2009 Honorees: Cinematography
Barry Ackroyd for The Hurt Locker, whose ace kineticism no longer surprises but still invigorates, especially when blending the furtive, the laser-sighted, and the panoramic;
Christopher Doyle for The Limits of Control, because even beyond his delectation in bright, unusual hues, there'd be no movie without his managing of visual tension and geometric motifs;
Adriano Goldman for Sin Nombre, because what he lacked in novelty he more than compensates in striking, dramatic, rich-toned lensing, distilling place as well as edgy mood;
Jeong Jeong-hun for Thirst, who can go anywhere Park wants to go, from epic grandeur to woozy delirium to febrile abstraction, even in a film where light is the enemy; and
Lance Acord for Where the Wild Things Are, who fuses generational reverbs by braiding 60s lens flares, 70s dolor, and modern ironies, and relishes the woolly materiality of the Things.

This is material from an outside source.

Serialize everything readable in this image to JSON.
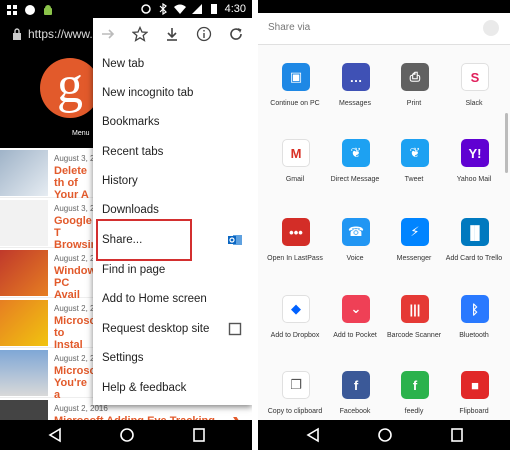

Extremely honorable mentions to Yorick Le Saux for the lurid dynamism of Julia's camera movement and its natural and artificial lighting and to Gustav Danielsson for finding just the right lenses, palettes, and frames for Roy Andersson's ingenious tableaux mordants in You, the Living.
Further honorable mentions to Greig Fraser for Bright Star, Alain Marcoen for Lorna's Silence, the unbelievably named Martin Gschlacht for Revanche, and Alexis Zabe for Silent Light.